先看文档分类后的结果，一共得到五类电影：

实现代码

# -*- coding: utf-8 -*-
from __future__ import print_function

import numpy as np
import pandas as pd
import nltk
from bs4 import BeautifulSoup
import re
import os
import codecs
from sklearn import feature_extraction
import mpld3     #看心情

#import three lists: titles, links and wikipedia synopses
titles = open('document_cluster_master/title_list.txt').read().split('\n')
#ensures that only the first 100 are read in
titles = titles[:100]

links = open('document_cluster_master/link_list_imdb.txt').read().split('\n')
links = links[:100]

synopses_wiki = open('document_cluster_master/synopses_list_wiki.txt').read().split('\n BREAKS HERE')
synopses_wiki = synopses_wiki[:100]

synopses_clean_wiki = []
for text in synopses_wiki:
    text = BeautifulSoup(text, 'html.parser').getText()
    #strips html formatting and converts to unicode
    synopses_clean_wiki.append(text)

synopses_wiki = synopses_clean_wiki

genres = open('document_cluster_master/genres_list.txt').read().split('\n')
genres = genres[:100]

print(str(len(titles)) + ' titles')
print(str(len(links)) + ' links')
print(str(len(synopses_wiki)) + ' synopses')
print(str(len(genres)) + ' genres')

synopses_imdb = open('document_cluster_master/synopses_list_imdb.txt').read().split('\n BREAKS HERE')
synopses_imdb = synopses_imdb[:100]

synopses_clean_imdb = []

for text in synopses_imdb:
    text = BeautifulSoup(text, 'html.parser').getText()
    #strips html formatting and converts to unicode
    synopses_clean_imdb.append(text)

synopses_imdb = synopses_clean_imdb

synopses = []

for i in range(len(synopses_wiki)):
    item = synopses_wiki[i] + synopses_imdb[i]
    synopses.append(item)

# generates index for each item in the corpora (in this case it's just rank) and I'll use this for scoring later
#为语料库中的每一个项目生成索引
ranks = []
for i in range(0,len(titles)):
    ranks.append(i)

#定义一些函数对剧情简介进行处理。首先，载入 NLTK 的英文停用词列表。停用词是类似“a”，“the”，或者“in”这些无法传达重要意义的词。我相信除此之外还有更好的解释。
# load nltk's English stopwords as variable called 'stopwords'
stopwords = nltk.corpus.stopwords.words('english')
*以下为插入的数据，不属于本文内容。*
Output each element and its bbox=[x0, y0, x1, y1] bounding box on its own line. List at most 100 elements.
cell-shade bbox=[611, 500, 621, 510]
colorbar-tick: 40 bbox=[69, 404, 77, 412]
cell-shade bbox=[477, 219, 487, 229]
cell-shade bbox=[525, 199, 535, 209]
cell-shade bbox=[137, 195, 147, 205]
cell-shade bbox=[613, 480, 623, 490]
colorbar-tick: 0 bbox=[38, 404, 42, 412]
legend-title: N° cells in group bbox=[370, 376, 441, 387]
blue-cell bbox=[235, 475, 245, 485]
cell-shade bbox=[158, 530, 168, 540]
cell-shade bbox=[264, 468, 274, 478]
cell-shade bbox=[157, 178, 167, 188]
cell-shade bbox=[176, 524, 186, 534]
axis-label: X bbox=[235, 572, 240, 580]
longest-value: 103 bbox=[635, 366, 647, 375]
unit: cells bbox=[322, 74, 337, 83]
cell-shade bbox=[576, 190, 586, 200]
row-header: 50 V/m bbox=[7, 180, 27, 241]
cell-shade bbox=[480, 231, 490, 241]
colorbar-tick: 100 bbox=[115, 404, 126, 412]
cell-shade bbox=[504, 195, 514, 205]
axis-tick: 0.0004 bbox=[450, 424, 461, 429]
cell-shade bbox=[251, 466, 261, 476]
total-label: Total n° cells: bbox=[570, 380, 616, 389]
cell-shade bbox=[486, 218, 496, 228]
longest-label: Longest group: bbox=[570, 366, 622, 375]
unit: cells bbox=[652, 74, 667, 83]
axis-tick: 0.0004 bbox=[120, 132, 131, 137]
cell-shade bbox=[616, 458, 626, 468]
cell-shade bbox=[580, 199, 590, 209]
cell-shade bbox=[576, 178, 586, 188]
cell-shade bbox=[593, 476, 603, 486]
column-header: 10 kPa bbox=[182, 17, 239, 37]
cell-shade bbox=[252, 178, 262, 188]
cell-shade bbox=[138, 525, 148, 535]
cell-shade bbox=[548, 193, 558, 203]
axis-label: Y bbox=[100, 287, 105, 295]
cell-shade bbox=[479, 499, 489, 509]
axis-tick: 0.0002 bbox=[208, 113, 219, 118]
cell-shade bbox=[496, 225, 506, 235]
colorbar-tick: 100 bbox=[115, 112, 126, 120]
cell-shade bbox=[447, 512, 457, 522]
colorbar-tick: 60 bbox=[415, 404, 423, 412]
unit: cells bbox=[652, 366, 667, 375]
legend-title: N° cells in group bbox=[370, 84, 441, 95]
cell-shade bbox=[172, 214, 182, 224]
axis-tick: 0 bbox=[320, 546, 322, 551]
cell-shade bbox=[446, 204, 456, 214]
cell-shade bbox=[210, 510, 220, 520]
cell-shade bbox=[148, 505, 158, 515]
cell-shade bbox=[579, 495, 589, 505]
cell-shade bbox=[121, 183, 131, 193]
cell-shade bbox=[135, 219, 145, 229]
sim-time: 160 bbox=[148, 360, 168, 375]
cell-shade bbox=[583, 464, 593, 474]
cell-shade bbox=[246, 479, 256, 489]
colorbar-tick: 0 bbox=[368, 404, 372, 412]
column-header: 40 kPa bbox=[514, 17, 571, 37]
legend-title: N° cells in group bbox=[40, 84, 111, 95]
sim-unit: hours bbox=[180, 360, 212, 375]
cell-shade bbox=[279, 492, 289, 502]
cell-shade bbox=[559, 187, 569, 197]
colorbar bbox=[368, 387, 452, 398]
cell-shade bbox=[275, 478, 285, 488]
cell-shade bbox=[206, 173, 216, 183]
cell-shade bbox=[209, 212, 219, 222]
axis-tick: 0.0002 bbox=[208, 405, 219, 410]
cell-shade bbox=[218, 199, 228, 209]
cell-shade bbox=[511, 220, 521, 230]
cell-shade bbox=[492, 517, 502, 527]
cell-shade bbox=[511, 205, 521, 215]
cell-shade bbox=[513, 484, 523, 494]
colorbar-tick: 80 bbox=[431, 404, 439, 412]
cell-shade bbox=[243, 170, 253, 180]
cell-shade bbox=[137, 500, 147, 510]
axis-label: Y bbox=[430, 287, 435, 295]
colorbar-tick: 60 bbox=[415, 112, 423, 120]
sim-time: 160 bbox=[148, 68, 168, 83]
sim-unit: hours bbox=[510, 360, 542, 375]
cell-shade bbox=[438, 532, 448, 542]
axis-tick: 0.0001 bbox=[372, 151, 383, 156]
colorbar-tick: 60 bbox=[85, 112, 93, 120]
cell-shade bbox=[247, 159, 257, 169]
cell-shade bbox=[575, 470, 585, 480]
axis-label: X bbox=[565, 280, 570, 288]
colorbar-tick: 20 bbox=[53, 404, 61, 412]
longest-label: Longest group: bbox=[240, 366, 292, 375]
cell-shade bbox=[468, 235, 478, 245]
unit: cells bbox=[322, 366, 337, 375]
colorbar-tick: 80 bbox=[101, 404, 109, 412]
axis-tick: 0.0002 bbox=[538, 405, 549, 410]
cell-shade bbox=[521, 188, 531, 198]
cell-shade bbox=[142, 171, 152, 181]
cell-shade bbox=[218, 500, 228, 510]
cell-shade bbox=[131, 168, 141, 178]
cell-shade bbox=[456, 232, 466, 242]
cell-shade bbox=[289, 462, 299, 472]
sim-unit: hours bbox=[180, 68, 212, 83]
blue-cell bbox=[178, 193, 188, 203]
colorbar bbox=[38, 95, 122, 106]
print (stopwords[:10])  #可以查看一下

#接下来我导入 NLTK 中的 Snowball 词干分析器（Stemmer）。词干化（Stemming）的过程就是将词打回原形，其实就是把长得很像的英文单词关联在一起。
# load nltk's SnowballStemmer as variabled 'stemmer'
from nltk.stem.snowball import SnowballStemmer
stemmer = SnowballStemmer("english")

# tokenize_and_stem：对每个词例（token）分词（tokenizes）（将剧情简介分割成单独的词或词例列表）并词干化
# tokenize_only: 分词即可

# 这里我定义了一个分词器（tokenizer）和词干分析器（stemmer），它们会输出给定文本词干化后的词集合
def tokenize_and_stem(text):
    # 首先分句，接着分词，而标点也会作为词例存在
    tokens = [word for sent in nltk.sent_tokenize(text) for word in nltk.word_tokenize(sent)]
    filtered_tokens = []
    # 过滤所有不含字母的词例（例如：数字、纯标点）
    for token in tokens:
        if re.search('[a-zA-Z]', token):
            filtered_tokens.append(token)
    stems = [stemmer.stem(t) for t in filtered_tokens]
    return stems

def tokenize_only(text):
    # 首先分句，接着分词，而标点也会作为词例存在
    tokens = [word.lower() for sent in nltk.sent_tokenize(text) for word in nltk.word_tokenize(sent)]
    filtered_tokens = []
    # 过滤所有不含字母的词例（例如：数字、纯标点）
    for token in tokens:
        if re.search('[a-zA-Z]', token):
            filtered_tokens.append(token)
    return filtered_tokens

# 使用上述词干化/分词和分词函数遍历剧情简介列表以生成两个词汇表：经过词干化和仅仅经过分词后。

# 非常不 pythonic，一点也不！
# 扩充列表后变成了非常庞大的二维（flat）词汇表
totalvocab_stemmed = []
totalvocab_tokenized = []
for i in synopses:
    allwords_stemmed = tokenize_and_stem(i) #对每个电影的剧情简介进行分词和词干化
    totalvocab_stemmed.extend(allwords_stemmed) # 扩充“totalvocab_stemmed”列表

    allwords_tokenized = tokenize_only(i)
    totalvocab_tokenized.extend(allwords_tokenized)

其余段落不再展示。